Whether it's a new beginning or an end might become more clear then. But for Penn, that almost doesn't matter. The win-or-loss result doesn't matter, either. It's more about the philosophy he's had from the beginning, one he adopted from the noted MMA philosopher David "Tank" Abbott: "You are who you fight."
He's fought Edgar before, obviously. Twice, actually, and the count is squarely in Edgar's favor. Even Penn acknowledges this, despite the fact that to this day he has fans telling him they scored the first fight for him.
But something is very different this time around. In fight No. 1, Penn was a huge favorite. In the rematch, Penn was still a sizable favorite. But in the trilogy bout, the money is heavily on Edgar. In fact, the odds -- as much as 5-to-1 for Edgar in some spots -- are the most lopsided they've ever been against the former two-division champion. This underdog position? It's uncharted territory.
"That just puts a big smile on my face and lets me know, now you're in the position I was," Penn told FOX Sports. "You've got to win big now, and that's a lot of pressure."
Penn should know about that. The weight of expectation has always hung around his neck along with all of the other labels that came to him with his rapid ascent. For a while, it seemed that he was predestined to be the greatest fighter the sport has ever produced. While still revered for his "Just Scrap" philosophy that took him around the world and all over the scale, Penn's career has been somewhat mercurial. Instead of concentrating on one weight class, he was always searching for some greater challenge, even if it meant putting himself at severe disadvantages.
Within a five-fight span, he beat the then-regarded No. 1 lightweight Takanori Gomi, choked out the UFC welterweight champ Matt Hughes, and fought a 220-pound Lyoto Machida to a decision.

His wandering attention may have sidetracked him from being a dominant champion, but Penn said he rarely if ever looks back, instead focusing forward.
"I don't know what I've learned, but I've had a lot of experiences throughout those times," he said. "I look at the sport as the same as it always was. I think it bothers people more than it bothers me the way my career went. If they want to go to sleep at night better, just know that I'm a happy man and life's good for me."
Then why is he back here? Some people wonder. Is he chasing something? Is it a chance at revenge on Edgar? A run at a title in an unprecedented third weight class? A personal quest?
It's much more simple, more primal than that.
This is who he is. B.J. Penn, fighter.
"It's like a pitbull," he said. "He doesn't care if he wins or loses, he just wants to fight."

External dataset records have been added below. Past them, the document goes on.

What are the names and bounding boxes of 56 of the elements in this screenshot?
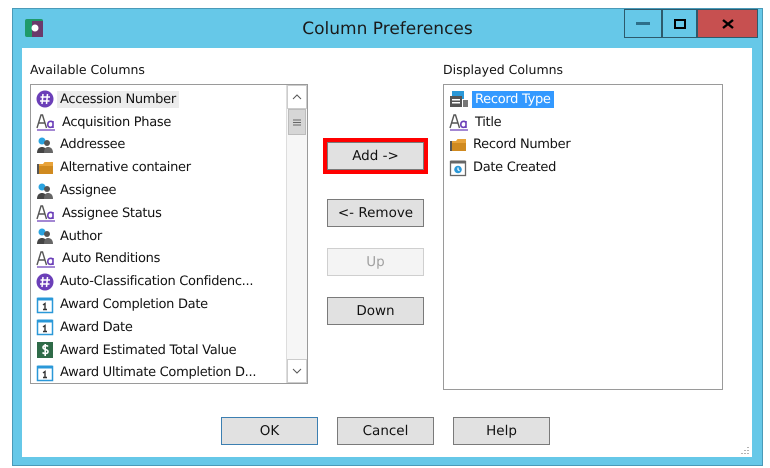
calendar-icon — [36, 318, 54, 336]
calendar-icon — [36, 296, 54, 314]
record-type-icon — [449, 90, 469, 108]
list-action-button[interactable]: <- Remove — [327, 199, 424, 227]
people-icon — [36, 182, 54, 200]
text-style-icon — [36, 250, 56, 268]
text-style-icon — [449, 113, 469, 132]
list-action-button[interactable]: Add -> — [327, 142, 424, 170]
list-item[interactable]: Record Number — [470, 136, 574, 154]
calendar-icon — [36, 364, 54, 382]
list-item[interactable]: Title — [472, 114, 504, 131]
list-action-button[interactable]: Down — [327, 297, 424, 325]
hash-icon — [36, 90, 54, 108]
people-icon — [36, 227, 54, 246]
folder-icon — [36, 160, 54, 176]
maximize-icon — [674, 18, 686, 28]
scrollbar[interactable] — [286, 85, 307, 383]
text-style-icon — [36, 204, 56, 222]
dollar-icon — [36, 341, 54, 360]
dialog-button[interactable]: OK — [221, 417, 318, 445]
list-item[interactable]: Author — [57, 228, 105, 245]
minimize-button[interactable] — [624, 9, 662, 38]
list-item[interactable]: Assignee — [57, 182, 120, 200]
list-item[interactable]: Assignee Status — [59, 204, 165, 222]
list-item[interactable]: Addressee — [57, 136, 128, 154]
list-item[interactable]: Auto-Classification Confidenc... — [57, 273, 256, 290]
list-item[interactable]: Acquisition Phase — [59, 114, 174, 131]
list-item[interactable]: Award Completion Date — [57, 296, 211, 314]
list-item[interactable]: Award Ultimate Completion D... — [57, 364, 260, 382]
list-label: Displayed Columns — [443, 62, 564, 78]
scroll-up-icon[interactable] — [292, 94, 302, 100]
list-item[interactable]: Award Date — [57, 318, 136, 336]
hash-icon — [36, 272, 54, 291]
column-list[interactable]: Record Type Title Record Number Date Created — [443, 84, 723, 390]
app-icon — [25, 19, 43, 37]
text-style-icon — [36, 113, 56, 132]
minimize-icon — [636, 22, 650, 26]
list-item[interactable]: Date Created — [470, 159, 560, 176]
dialog-button[interactable]: Cancel — [337, 417, 434, 445]
list-item[interactable]: Alternative container — [57, 159, 194, 176]
list-item[interactable]: Award Estimated Total Value — [57, 342, 240, 359]
people-icon — [36, 136, 54, 154]
grip-icon[interactable] — [293, 118, 301, 126]
folder-icon — [449, 136, 467, 153]
scroll-down-icon[interactable] — [292, 368, 302, 374]
dialog-button[interactable]: Help — [453, 417, 550, 445]
window-title: Column Preferences — [302, 19, 473, 39]
resize-grip-icon[interactable] — [740, 445, 750, 455]
maximize-button[interactable] — [662, 9, 697, 38]
close-button[interactable] — [697, 9, 758, 38]
list-item[interactable]: Accession Number — [57, 90, 179, 108]
column-list[interactable] — [30, 84, 308, 384]
alarm-calendar-icon — [449, 158, 467, 177]
list-item[interactable]: Auto Renditions — [59, 250, 164, 268]
close-icon — [722, 18, 734, 28]
list-label: Available Columns — [30, 62, 146, 78]
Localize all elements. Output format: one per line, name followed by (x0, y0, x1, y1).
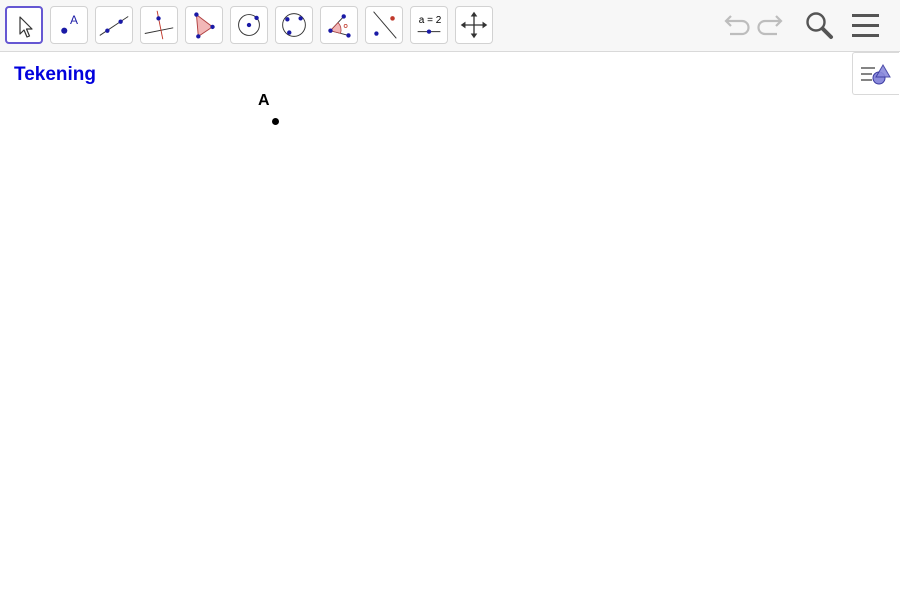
point-tool-button[interactable]: A (50, 6, 88, 44)
point-a[interactable] (272, 118, 279, 125)
slider-tool-button[interactable]: a = 2 (410, 6, 448, 44)
move-tool-button[interactable] (5, 6, 43, 44)
reflect-line-tool-button[interactable] (365, 6, 403, 44)
point-icon (61, 27, 68, 34)
circle-three-points-icon (282, 13, 306, 37)
toolbar: A a = 2 (0, 0, 900, 52)
polygon-icon (194, 12, 215, 39)
perpendicular-line-tool-button[interactable] (140, 6, 178, 44)
redo-button[interactable] (755, 8, 789, 42)
move-arrows-icon (460, 11, 488, 39)
reflect-line-icon (373, 11, 397, 39)
cursor-arrow-icon (19, 16, 33, 38)
graphics-view-canvas[interactable] (0, 53, 900, 600)
slider-icon (417, 29, 441, 34)
line-tool-button[interactable] (95, 6, 133, 44)
perpendicular-line-icon (144, 10, 174, 40)
style-bar-icon (861, 64, 891, 85)
point-tool-letter: A (70, 13, 79, 27)
line-icon (99, 16, 129, 36)
circle-center-point-tool-button[interactable] (230, 6, 268, 44)
style-bar-toggle-button[interactable] (852, 52, 899, 95)
geogebra-app: A a = 2 Tekening A (0, 0, 900, 600)
undo-icon (724, 15, 750, 36)
redo-icon (757, 15, 783, 36)
search-button[interactable] (802, 8, 836, 42)
circle-center-icon (238, 14, 260, 36)
undo-button[interactable] (718, 8, 752, 42)
graphics-view-title: Tekening (14, 64, 96, 85)
angle-tool-button[interactable] (320, 6, 358, 44)
point-a-label: A (258, 92, 270, 109)
menu-button[interactable] (849, 8, 883, 42)
search-icon (806, 12, 833, 39)
polygon-tool-button[interactable] (185, 6, 223, 44)
circle-three-points-tool-button[interactable] (275, 6, 313, 44)
angle-icon (328, 14, 351, 38)
move-graphics-view-tool-button[interactable] (455, 6, 493, 44)
menu-icon (852, 14, 879, 37)
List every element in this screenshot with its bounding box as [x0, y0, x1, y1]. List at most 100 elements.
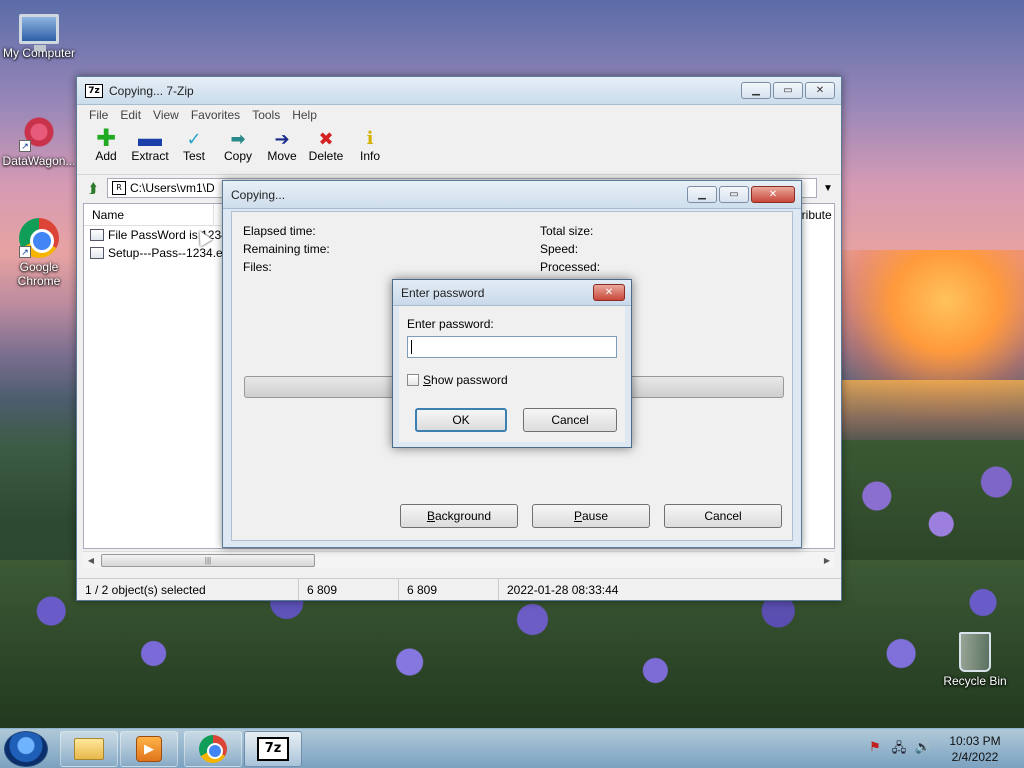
move-button[interactable]: ➔ Move: [261, 125, 303, 163]
add-label: Add: [95, 149, 117, 163]
chrome-icon: ↗: [19, 218, 59, 258]
shortcut-arrow-icon: ↗: [19, 140, 31, 152]
info-label: Info: [359, 149, 380, 163]
start-button[interactable]: [4, 731, 48, 767]
address-text: C:\Users\vm1\D: [130, 181, 215, 195]
password-prompt: Enter password:: [407, 317, 494, 331]
speed-label: Speed:: [540, 242, 579, 256]
test-button[interactable]: ✓ Test: [173, 125, 215, 163]
show-password-label: Show password: [423, 373, 508, 387]
extract-label: Extract: [131, 149, 169, 163]
up-folder-icon[interactable]: ⮭: [83, 178, 103, 198]
clock[interactable]: 10:03 PM 2/4/2022: [940, 733, 1010, 765]
taskbar-7zip[interactable]: 7z: [244, 731, 302, 767]
horizontal-scrollbar[interactable]: ◀ ||| ▶: [83, 551, 835, 568]
delete-button[interactable]: ✖ Delete: [305, 125, 347, 163]
minimize-button[interactable]: ▁: [687, 186, 717, 203]
add-button[interactable]: ✚ Add: [85, 125, 127, 164]
computer-icon: [19, 14, 59, 51]
drive-icon: R: [112, 181, 126, 195]
close-button[interactable]: ✕: [593, 284, 625, 301]
move-label: Move: [267, 149, 297, 163]
toolbar: ✚ Add ▬ Extract ✓ Test ➡ Copy ➔ Move ✖ D…: [77, 125, 841, 175]
processed-label: Processed:: [540, 260, 601, 274]
network-icon[interactable]: 🖧: [890, 739, 908, 761]
taskbar-chrome[interactable]: [184, 731, 242, 767]
remaining-time-label: Remaining time:: [243, 242, 330, 256]
volume-icon[interactable]: 🔊: [914, 739, 932, 761]
close-button[interactable]: ✕: [805, 82, 835, 99]
minimize-button[interactable]: ▁: [741, 82, 771, 99]
column-name[interactable]: Name: [84, 204, 214, 225]
file-icon: [90, 229, 104, 241]
taskbar-media-player[interactable]: ▶: [120, 731, 178, 767]
7zip-app-icon: 7z: [85, 83, 103, 98]
main-titlebar[interactable]: 7z Copying... 7-Zip ▁ ▭ ✕: [77, 77, 841, 105]
menubar: File Edit View Favorites Tools Help: [77, 105, 841, 125]
files-label: Files:: [243, 260, 272, 274]
menu-help[interactable]: Help: [286, 108, 323, 122]
double-arrow-icon: ➡: [230, 129, 246, 149]
maximize-button[interactable]: ▭: [719, 186, 749, 203]
wallpaper-flowers-right: [840, 440, 1024, 580]
extract-button[interactable]: ▬ Extract: [129, 125, 171, 164]
menu-file[interactable]: File: [83, 108, 114, 122]
address-dropdown-icon[interactable]: ▼: [821, 183, 835, 194]
status-packed-size: 6 809: [399, 579, 499, 600]
show-password-checkbox[interactable]: Show password: [407, 373, 508, 387]
cancel-copy-button[interactable]: Cancel: [664, 504, 782, 528]
desktop-icon-my-computer[interactable]: My Computer: [0, 8, 78, 60]
chrome-icon: [199, 735, 227, 763]
close-button[interactable]: ✕: [751, 186, 795, 203]
scroll-left-icon[interactable]: ◀: [83, 556, 99, 565]
cancel-button[interactable]: Cancel: [523, 408, 617, 432]
clock-date: 2/4/2022: [951, 750, 999, 764]
x-icon: ✖: [318, 129, 334, 149]
ok-button[interactable]: OK: [415, 408, 507, 432]
password-titlebar[interactable]: Enter password ✕: [393, 280, 631, 306]
folder-icon: [74, 738, 104, 760]
system-tray: ⚑ 🖧 🔊: [866, 739, 932, 761]
total-size-label: Total size:: [540, 224, 594, 238]
menu-view[interactable]: View: [147, 108, 185, 122]
scroll-thumb[interactable]: |||: [101, 553, 315, 567]
elapsed-time-label: Elapsed time:: [243, 224, 316, 238]
pause-label: Pause: [573, 509, 609, 523]
menu-tools[interactable]: Tools: [246, 108, 286, 122]
file-icon: [90, 247, 104, 259]
action-center-icon[interactable]: ⚑: [866, 739, 884, 761]
copying-title: Copying...: [231, 187, 286, 202]
minus-icon: ▬: [138, 125, 162, 152]
scroll-right-icon[interactable]: ▶: [819, 556, 835, 565]
shortcut-arrow-icon: ↗: [19, 246, 31, 258]
taskbar: ▶ 7z ⚑ 🖧 🔊 10:03 PM 2/4/2022: [0, 728, 1024, 768]
cancel-label: Cancel: [551, 413, 589, 427]
password-dialog: Enter password ✕ Enter password: Show pa…: [392, 279, 632, 448]
password-dialog-title: Enter password: [401, 285, 485, 300]
menu-edit[interactable]: Edit: [114, 108, 147, 122]
desktop-icon-google-chrome[interactable]: ↗ Google Chrome: [0, 218, 78, 288]
desktop-icon-datawagon[interactable]: ↗ DataWagon...: [0, 112, 78, 168]
background-button[interactable]: Background: [400, 504, 518, 528]
desktop-icon-label: Google Chrome: [17, 260, 61, 288]
pause-button[interactable]: Pause: [532, 504, 650, 528]
copy-button[interactable]: ➡ Copy: [217, 125, 259, 163]
info-button[interactable]: i Info: [349, 125, 391, 164]
desktop-icon-label: Recycle Bin: [943, 674, 1007, 688]
file-name: Setup---Pass--1234.ex: [108, 246, 229, 260]
desktop-icon-label: DataWagon...: [2, 154, 76, 168]
file-name: File PassWord is 1234.: [108, 228, 232, 242]
password-input[interactable]: [407, 336, 617, 358]
taskbar-explorer[interactable]: [60, 731, 118, 767]
desktop-icon-recycle-bin[interactable]: Recycle Bin: [936, 632, 1014, 688]
menu-favorites[interactable]: Favorites: [185, 108, 246, 122]
arrow-right-icon: ➔: [274, 129, 290, 149]
media-player-icon: ▶: [136, 736, 162, 762]
text-caret: [411, 340, 412, 354]
test-label: Test: [182, 149, 205, 163]
main-window-title: Copying... 7-Zip: [109, 83, 194, 98]
copying-titlebar[interactable]: Copying... ▁ ▭ ✕: [223, 181, 801, 209]
maximize-button[interactable]: ▭: [773, 82, 803, 99]
cancel-label: Cancel: [704, 509, 742, 523]
checkbox-box[interactable]: [407, 374, 419, 386]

In the recent documenatry "Mana" about Penn's life, it opens with Penn trying to put this all into words.
"I don't even know what I'm searching for at this point," he says in it. "It's just that birds fly, fish swim, and I do this."
Whether he upsets Edgar or falls to him for a third time, that feeling isn't likely to leave him. He knows he made mistakes in his career. He knows things could have gone so differently. But all of that is superseded by his natural inclinations. Penn has always been drawn to measuring himself against other men, and whether he's 35 or 65, that's something that probably won't ever leave him.
"Within reason, I think so," he agreed. "It's tough to get it out. That's going with me to the grave I think."